Du fait de sa perte d’activités, d’investissements et de population, Detroit fut qualifiée de skrinking city ou ville rétrécissante, un phénomène urbain qu’on observa dans certaines villes etats-usiennes et allemandes dans les années 1970-1980. Ce phénomène de rétrécissement urbain touche les villes sur trois plans: démographique, perte de population ; économique, perte d’activité, de fonctions, de revenus et d’emplois, et social, développement de la pauvreté urbaine, du chômage et de l’insécurité. Elle correspond à un tissu urbain surdimensionné par rapport au nombre d’habitants, et peut se concentrer sur certains quartiers. On parlera alors de skrinking neighborhoods qui correspond souvent au ghetto noir des villes du nord-est.

La ville, autrefois berceau de l’industrie automobile -c’est dans l’usine Ford de Highland Park près de Detroit que le travail à la chaîne fait son apparition au début du XXème siècle- cœur du Motown, -compagnie de disque américaine crée le 12 janvier 1959 par Berry Gordy, visant à séduire à la fois le public blanc et noir à travers un mélange de soul et de pop et qui fit germer entre autres le talent de  Michael Jackson- n’est plus que l’ombre d’elle même, laissant la porte ouverte à la violence, aux vandalismes, et à de sordides préjugés à son encontre.

Detroit est désormais caractérisé par la perte de population, de valeurs économiques, d’infrastructures, d’investissements, de sécurité et d’urbanité dont le résultat inéluctable est le vide, la catastrophe et la ruine.

Face à cette déchéance, la question se pose de savoir ce qui reste à la ville, ce qui est encore possible à Detroit, après ça?

La solution pour sortir la ville de la faillite réside dans la faillite même, car après avoir touché le fond, que reste-t-il si ce n’est l’ère de la reconstruction, l’ouverture de tous les possibles, à travers l’émergence d’une nouvelle ville ou d’un nouvel état de la ville, un état irréel. C’est ce qu’a conceptualisé l’urbaniste J;K Gibson Graham dans son livre « The unreal estate of Detroit » qui résume l’ensemble des cultures urbaines alternatives de la ville.

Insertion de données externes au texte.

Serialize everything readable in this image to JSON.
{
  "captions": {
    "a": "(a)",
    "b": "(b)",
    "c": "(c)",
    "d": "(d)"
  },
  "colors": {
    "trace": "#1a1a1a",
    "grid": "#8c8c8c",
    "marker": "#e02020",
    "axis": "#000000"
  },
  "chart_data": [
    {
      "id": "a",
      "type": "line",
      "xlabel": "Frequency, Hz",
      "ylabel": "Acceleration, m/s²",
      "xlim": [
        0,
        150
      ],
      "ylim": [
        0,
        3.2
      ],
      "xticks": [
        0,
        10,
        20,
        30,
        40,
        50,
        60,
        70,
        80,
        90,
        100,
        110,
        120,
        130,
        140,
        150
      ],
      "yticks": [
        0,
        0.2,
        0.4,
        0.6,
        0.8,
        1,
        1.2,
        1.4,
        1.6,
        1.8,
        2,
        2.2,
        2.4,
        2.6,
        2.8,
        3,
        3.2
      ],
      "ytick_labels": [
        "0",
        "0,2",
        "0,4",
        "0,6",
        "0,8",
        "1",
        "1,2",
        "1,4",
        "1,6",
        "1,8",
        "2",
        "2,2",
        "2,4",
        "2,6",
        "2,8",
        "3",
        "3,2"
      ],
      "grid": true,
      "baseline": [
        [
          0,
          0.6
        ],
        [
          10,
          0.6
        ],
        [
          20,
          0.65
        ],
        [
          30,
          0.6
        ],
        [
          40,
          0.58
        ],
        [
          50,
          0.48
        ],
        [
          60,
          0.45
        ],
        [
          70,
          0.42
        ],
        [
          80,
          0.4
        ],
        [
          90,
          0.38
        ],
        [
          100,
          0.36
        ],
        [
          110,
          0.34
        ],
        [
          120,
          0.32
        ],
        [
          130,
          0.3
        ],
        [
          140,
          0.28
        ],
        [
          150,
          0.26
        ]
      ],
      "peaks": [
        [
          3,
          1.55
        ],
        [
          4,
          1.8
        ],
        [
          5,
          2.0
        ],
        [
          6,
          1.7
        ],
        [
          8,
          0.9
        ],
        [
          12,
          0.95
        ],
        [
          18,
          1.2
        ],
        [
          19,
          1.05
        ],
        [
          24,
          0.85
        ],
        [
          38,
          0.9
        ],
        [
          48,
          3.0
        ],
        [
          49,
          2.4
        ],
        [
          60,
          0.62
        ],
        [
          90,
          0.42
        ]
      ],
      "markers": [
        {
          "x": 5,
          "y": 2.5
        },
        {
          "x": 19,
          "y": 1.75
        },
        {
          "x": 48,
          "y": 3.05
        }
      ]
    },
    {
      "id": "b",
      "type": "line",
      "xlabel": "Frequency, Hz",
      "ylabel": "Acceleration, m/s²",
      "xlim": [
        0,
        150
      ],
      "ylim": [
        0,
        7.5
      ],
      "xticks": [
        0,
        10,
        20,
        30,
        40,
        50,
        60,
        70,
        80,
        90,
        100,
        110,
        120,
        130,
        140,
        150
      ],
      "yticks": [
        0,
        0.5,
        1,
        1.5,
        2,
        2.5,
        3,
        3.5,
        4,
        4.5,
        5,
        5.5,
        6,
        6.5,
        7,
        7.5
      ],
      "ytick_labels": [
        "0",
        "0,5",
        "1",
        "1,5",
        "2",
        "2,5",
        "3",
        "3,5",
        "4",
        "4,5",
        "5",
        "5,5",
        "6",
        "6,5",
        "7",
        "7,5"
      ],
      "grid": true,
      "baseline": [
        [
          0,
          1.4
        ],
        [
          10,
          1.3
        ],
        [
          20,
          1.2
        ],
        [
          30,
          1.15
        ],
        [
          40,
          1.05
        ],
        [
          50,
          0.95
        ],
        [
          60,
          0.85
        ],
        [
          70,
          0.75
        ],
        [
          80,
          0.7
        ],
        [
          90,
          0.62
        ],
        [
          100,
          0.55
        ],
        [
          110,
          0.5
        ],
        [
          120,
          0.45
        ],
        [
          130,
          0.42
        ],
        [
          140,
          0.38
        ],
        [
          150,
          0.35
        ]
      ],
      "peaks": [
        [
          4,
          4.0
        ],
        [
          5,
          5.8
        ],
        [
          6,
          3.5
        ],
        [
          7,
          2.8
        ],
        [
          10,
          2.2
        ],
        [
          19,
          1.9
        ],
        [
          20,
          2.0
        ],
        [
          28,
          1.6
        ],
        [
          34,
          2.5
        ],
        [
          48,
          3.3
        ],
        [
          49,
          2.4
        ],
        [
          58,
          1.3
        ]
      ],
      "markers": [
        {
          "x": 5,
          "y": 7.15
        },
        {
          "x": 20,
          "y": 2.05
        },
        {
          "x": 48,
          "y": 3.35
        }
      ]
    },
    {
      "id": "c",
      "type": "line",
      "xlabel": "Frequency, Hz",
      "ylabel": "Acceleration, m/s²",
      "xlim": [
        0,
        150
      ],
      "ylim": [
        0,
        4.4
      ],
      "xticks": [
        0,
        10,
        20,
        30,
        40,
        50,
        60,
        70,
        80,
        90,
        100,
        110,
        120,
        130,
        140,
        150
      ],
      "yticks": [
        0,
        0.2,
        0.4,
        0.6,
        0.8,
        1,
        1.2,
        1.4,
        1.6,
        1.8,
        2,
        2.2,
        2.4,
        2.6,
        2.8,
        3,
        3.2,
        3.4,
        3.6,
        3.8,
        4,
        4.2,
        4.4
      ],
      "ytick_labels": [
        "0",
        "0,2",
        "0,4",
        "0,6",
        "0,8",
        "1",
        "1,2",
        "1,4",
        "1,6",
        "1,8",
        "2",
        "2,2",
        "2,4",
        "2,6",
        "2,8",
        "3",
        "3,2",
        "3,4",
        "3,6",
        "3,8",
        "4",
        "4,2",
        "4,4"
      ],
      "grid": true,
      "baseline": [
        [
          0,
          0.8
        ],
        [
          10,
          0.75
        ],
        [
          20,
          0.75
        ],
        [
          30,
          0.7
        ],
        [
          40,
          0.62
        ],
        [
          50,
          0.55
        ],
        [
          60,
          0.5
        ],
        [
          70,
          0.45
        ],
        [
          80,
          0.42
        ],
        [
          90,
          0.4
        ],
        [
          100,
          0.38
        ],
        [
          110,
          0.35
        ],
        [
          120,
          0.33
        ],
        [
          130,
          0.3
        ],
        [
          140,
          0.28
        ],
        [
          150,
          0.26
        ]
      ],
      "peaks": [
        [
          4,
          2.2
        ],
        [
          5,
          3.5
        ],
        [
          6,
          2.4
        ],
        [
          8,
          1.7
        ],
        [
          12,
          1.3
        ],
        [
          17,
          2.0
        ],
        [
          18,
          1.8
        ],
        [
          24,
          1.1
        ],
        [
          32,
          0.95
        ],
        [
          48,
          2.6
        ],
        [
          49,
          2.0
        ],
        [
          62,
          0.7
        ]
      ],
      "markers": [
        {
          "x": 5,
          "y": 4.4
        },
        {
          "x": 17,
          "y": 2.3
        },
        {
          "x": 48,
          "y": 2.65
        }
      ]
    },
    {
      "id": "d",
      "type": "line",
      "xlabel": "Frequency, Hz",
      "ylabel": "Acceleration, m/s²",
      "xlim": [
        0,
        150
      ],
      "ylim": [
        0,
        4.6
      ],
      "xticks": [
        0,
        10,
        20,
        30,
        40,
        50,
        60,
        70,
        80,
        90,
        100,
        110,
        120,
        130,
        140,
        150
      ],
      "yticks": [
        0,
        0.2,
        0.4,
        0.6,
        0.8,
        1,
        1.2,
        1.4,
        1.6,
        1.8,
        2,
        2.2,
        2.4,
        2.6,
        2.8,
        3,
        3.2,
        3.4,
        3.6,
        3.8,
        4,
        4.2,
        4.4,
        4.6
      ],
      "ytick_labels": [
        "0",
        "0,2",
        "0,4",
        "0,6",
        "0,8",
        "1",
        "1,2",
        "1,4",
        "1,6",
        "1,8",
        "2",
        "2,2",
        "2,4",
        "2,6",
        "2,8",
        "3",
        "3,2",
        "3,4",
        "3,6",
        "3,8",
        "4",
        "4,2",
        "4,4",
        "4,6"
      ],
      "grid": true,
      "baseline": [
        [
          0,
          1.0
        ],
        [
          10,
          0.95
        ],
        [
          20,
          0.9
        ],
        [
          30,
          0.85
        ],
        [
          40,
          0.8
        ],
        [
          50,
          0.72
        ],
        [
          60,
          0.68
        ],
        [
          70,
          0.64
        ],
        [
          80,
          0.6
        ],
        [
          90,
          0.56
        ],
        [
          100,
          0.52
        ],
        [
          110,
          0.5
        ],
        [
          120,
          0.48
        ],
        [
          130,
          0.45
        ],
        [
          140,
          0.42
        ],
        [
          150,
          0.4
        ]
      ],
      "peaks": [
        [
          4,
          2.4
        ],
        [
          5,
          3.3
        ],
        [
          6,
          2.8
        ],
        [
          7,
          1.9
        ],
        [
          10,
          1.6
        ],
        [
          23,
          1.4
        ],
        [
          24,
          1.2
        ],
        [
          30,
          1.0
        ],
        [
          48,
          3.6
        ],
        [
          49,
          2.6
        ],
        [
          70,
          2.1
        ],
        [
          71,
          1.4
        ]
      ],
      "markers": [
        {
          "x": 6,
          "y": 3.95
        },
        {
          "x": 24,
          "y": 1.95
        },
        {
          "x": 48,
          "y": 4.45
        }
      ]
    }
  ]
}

« L’état irréel » c’est un ensemble de territoires urbains qui n’appartiennent plus au marché économique, mais à un tout autre système de valeur. L’appropriation de ses territoires est uniquement possible par l’espace urbain immédiatement disponible de Detroit, de ce que la ville est, et peut être, favorisé en ces temps de crises. Ainsi la crise urbaine n’apparaît négative et dévalorisé que si on la prend sous le prisme de la loi du marché, mais elle peut prendre de la valeur, à travers la pratique d’un urbanisme alternatif. En ce sens, on ne parlera plus de crise urbaine, mais de possibilité urbaine à travers l’art, les jardins communautaires, les fermes urbaines, les plateformes culturelles, les missions évangéliques, les espaces publics, les communautés de quartier, l’état irréel appelle moins d’économie, et plus de créativité, de solidarité et de ressources environnementales.

La ville reprend espoir à l’aide de nouvelles valeurs, et permet de repenser l’urbanisme aux Etats-Unis à travers l’ère de la désindustrialisation. La notion de propriété privé que sous entend l’enfermement est critiqué. Les lieux en ruines, désagrégés qu’offrent la ville défient l’enfermement spatial et évoluent dans un intervalle spatial et temporel entre la faille historique de la production industrielle moderniste et la possible émergence d’un postmodernisme urbain.

L’absence de valeurs de l’état irréel prend le risque d’être un jour récupéré par d’autres valeurs mais elle est unique.